Together with the plants themselves, these invisible colonies
represent an indoor living system functioning much like the trees,
grasses, and algae found outdoors.
But the real value
of introducing plants probably goes deeper than stress-busting,
filtration, and décor. In a world that keeps us indoors far-too-long,
bringing a bit of the outdoors inside keeps us connected with a larger
living world. And beyond the momentary distraction of looking at a
blooming bromeliad, the plants also require watering, feeding, and
care. They require a time apart from the routine of databases and
spam-deletion – a time to actually nurture another living thing.
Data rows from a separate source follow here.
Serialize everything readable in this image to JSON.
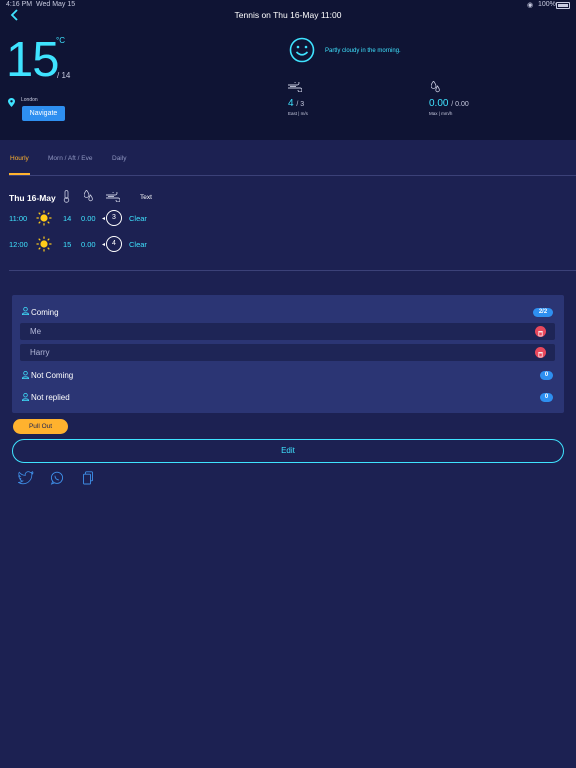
{
  "status_bar": {
    "time": "4:16 PM",
    "date": "Wed May 15",
    "battery": "100%"
  },
  "header": {
    "title": "Tennis on Thu 16-May 11:00"
  },
  "current": {
    "temperature": "15",
    "unit": "°C",
    "low": "/ 14",
    "location": "London",
    "navigate_label": "Navigate",
    "description": "Partly cloudy in the morning.",
    "wind_speed": "4",
    "wind_gust": "/ 3",
    "wind_sub": "East | m/s",
    "rain": "0.00",
    "rain_max": "/ 0.00",
    "rain_sub": "Max | mm/h"
  },
  "tabs": [
    {
      "label": "Hourly",
      "active": true
    },
    {
      "label": "Morn / Aft / Eve",
      "active": false
    },
    {
      "label": "Daily",
      "active": false
    }
  ],
  "hourly": {
    "day": "Thu 16-May",
    "text_header": "Text",
    "rows": [
      {
        "time": "11:00",
        "icon": "sun-icon",
        "temp": "14",
        "rain": "0.00",
        "wind": "3",
        "text": "Clear"
      },
      {
        "time": "12:00",
        "icon": "sun-icon",
        "temp": "15",
        "rain": "0.00",
        "wind": "4",
        "text": "Clear"
      }
    ]
  },
  "attendance": {
    "coming": {
      "label": "Coming",
      "count": "2/2",
      "members": [
        "Me",
        "Harry"
      ]
    },
    "not_coming": {
      "label": "Not Coming",
      "count": "0"
    },
    "not_replied": {
      "label": "Not replied",
      "count": "0"
    }
  },
  "actions": {
    "pull_out_label": "Pull Out",
    "edit_label": "Edit"
  },
  "share": [
    "twitter-icon",
    "whatsapp-icon",
    "copy-icon"
  ],
  "colors": {
    "accent": "#3fe3ff",
    "warning": "#ffb22e",
    "primary": "#2e8ff0",
    "danger": "#e8485c",
    "background": "#1c2152"
  }
}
Surely that’s a simple enough bit of occupational therapy.
And
then there’s the issue of community – human, not plant. In a world of
passwords and name badges, your salmon-budded kalanchoe is a bridge
to fellow workers. Perhaps you might divide up one of your succulents
for them, or share the decades-old history of your mother’s braided
willow-leaf ficus, now thriving by your window. They in turn might
bring in a rooted cutting for you, or ask to share a window ledge for
their Christmas cactus. That’s how friendships – and communities --
start.
Your office plant can stretch forth your
personality, invite a much-needed compliment, and allow you to share
and connect with others. It shows, quite humbly, as Shakespeare noted,
that “One touch of nature makes the whole world kin.”